For a few minutes each morning this past week, I have tried to exercise mindfulness. I turned off my devices, foregoing my news feeds, podcasts and music for a bit. I tried to tune out everything around me. I breathed deeply, trying to keep my focus on my breath. If a thought popped into my head, I recognized it without judging and let it go. I tried to always return my attention to my breathing.
After a week of this practice, I’ve noticed some benefits. I feel less stressed when starting my work day. Each morning I am able to slip a bit more easily into that state of mindfulness. The thoughts that occur to me during my practice are often insights that stick with my throughout the day. I have been journaling consistently, often to capture those persistent notions.
One of those thoughts this week was about stories. Specifically, the stories that I tell, whether to myself or to other people. I spend a fair amount of time telling those stories or figuring out how to tell them. Most recently I have recognized that my brewing is about stories, too. Just visit any of the pages for my recipes, the first section is the story of the beer. Each beer often has multiple overlapping stories, some more obvious than others and some harder for me to tell.
When I was young, my attention to stories was more literal. I read voraciously. I still do but back then I had explicit aspirations of being an author. I wrote a fair amount of drivel of which I was far more proud than it deserved. Since my youth, I have realized that all my ideas about writing were largely wrong. Not the least that all successful writing required was a lightning strike of inspiration. I have learned that story telling is more about consistent practice and honing of craft. Talent is useless without the hours and hours in the chair.
I have struggled trying to get into the practice of writing. I don’t always have a clear purpose for writing. When I do, I write, when I don’t, I don’t. Maybe that is OK but some part of me still wants to identify as a writer. The writers I truly respect seem possessed by specific stories, ones they have to get out and onto the page. I have never felt that. When I am most able to find the will to write, it is far more an act of self reflection. I am far better able to process what I experience by trying to put into a story.
When I am more kind to myself, I realize that stories come in all forms. Writing a novel or even a short fiction story is only a limited expression. Without always recognizing it, I have found other outlets, other ways of sharing stories that are just as important to me.
I produced a podcast for over a decade driven by how I use story for reflection. I still put out a more casual, short, weekly show that is largely just me thinking out loud. Podcasting for me is self reflective. What am I reading or thinking, how do I fix that more firmly in my own mind. I am gratified that other people seem to enjoy listening to this process. At my best, I feel I am really able to craft compelling narratives, I am sure most of the time I am just digressing and rambling.
A podcast is a fairly obvious form of narrative.
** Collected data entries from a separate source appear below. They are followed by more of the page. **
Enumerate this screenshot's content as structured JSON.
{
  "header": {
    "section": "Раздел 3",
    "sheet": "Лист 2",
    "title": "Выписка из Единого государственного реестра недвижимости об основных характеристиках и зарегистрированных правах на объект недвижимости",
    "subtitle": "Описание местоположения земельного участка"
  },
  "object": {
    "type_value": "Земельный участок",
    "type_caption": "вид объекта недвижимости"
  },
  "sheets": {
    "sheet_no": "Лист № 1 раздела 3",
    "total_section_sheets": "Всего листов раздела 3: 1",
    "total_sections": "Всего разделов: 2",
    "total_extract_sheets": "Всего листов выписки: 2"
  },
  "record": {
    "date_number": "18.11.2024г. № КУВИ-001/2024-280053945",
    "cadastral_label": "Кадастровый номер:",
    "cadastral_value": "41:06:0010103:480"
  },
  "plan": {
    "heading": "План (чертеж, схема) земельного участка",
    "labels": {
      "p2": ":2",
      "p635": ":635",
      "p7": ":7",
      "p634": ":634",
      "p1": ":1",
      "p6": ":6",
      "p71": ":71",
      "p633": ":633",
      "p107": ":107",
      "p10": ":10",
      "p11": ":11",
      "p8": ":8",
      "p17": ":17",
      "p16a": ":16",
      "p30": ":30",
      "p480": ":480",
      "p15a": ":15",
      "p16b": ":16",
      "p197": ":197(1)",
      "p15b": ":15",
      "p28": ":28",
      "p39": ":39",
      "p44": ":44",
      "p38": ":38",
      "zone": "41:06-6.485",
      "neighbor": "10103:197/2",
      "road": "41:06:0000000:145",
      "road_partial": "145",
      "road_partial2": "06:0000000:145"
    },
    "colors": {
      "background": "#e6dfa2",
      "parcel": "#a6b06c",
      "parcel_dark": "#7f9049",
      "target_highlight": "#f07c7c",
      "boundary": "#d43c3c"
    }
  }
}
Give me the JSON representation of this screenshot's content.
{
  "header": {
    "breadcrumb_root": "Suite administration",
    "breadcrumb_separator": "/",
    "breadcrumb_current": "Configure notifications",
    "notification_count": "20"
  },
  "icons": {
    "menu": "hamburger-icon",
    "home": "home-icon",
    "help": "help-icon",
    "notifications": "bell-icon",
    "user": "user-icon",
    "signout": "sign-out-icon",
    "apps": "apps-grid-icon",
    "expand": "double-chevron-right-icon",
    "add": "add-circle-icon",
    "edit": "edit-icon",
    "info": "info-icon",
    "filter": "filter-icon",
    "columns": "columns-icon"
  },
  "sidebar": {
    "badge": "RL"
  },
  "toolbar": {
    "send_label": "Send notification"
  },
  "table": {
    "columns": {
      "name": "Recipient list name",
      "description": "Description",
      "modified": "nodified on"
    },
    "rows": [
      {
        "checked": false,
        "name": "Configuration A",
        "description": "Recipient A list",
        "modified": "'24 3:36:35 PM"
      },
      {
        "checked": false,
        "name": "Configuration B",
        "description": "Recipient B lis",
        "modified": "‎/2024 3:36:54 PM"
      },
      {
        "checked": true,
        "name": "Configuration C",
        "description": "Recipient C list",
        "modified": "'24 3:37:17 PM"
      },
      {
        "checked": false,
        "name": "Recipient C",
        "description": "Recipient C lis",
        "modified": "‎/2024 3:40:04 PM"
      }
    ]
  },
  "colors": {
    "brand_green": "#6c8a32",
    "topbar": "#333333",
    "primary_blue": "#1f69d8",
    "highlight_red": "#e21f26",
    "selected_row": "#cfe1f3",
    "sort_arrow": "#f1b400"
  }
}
Beer as story works on a few levels. The most apparent is in drinking them. Aroma to foreshadow, taste that develops over time as the beer warms, and a finish that lingers either satisfying or exciting the desire for another sip. Beyond the simple enjoyment of beer, as a brewer I see at least two stories in the creation of a specific recipe.
The first story is about the identity of the beer. The specifics of flavor, aroma and color are often less important than the name, how this beer follows all the others I’ve made, and at most a broad style. For the style there is a seasonal logic and a sense of where I am at in general as a brewer. For the last couple of years, I have been jamming on brews heavily inspired by traditional British brewing. From mild and 80 shilling through IPA and best bitter to a run of dark, heavy and malty beers through the cooling and colder months. In addition there are the beers for special occasions or projects, where the story is even more obvious–one for an admired friend, another for a dear friend’s wedding, an ale made from specially source ingredients, and several to fulfill promises I’ve made myself over the years.
I spend way more time on the identity of a beer recipe than the specific flavors, aromas and other sensory impressions. I am still learning a lot on the process side of brewing. After two years of concerted effort, brew day has begun to feel pretty smooth. Having a sold grasp of the basics, focused on producing a high quality, drinkable product, now I am starting to understand how the finer tweaks affect the specific enjoyment of the resulting beer.
I started a spreadsheet, one I’ve written about before, two years ago to help me track ingredients I have been using. Only now am I really connecting the pieces together in terms of what that means when I chose one malt or another, this hop or that one. What do I use when I want a more complicated, toffee sweetness versus when I want something light and crisp. Which hop will give me more dank earthiness and which more floral brightness. Which yeast strains will amplify or complement the flavors I want and which will mute them.
I have openings in my 2017 brewing schedule to try a few new recipes. For the first time, I am trying to imagine the finished beer much more vividly in my mind. What will this beer specifically smell and taste like if I am successful? I still think about the beer’s identity. For these newer recipes it is as much about how that sets that stage for the actual taste and aroma of the beer as it is about the literal story behind the idea.
The effort feels like a harder kind of story to master but one that also feels right after a couple of years of very consistent exercise of my craft and my passion. I am not yet super confident I will be able to get exactly what I imagine but I feel ready to try.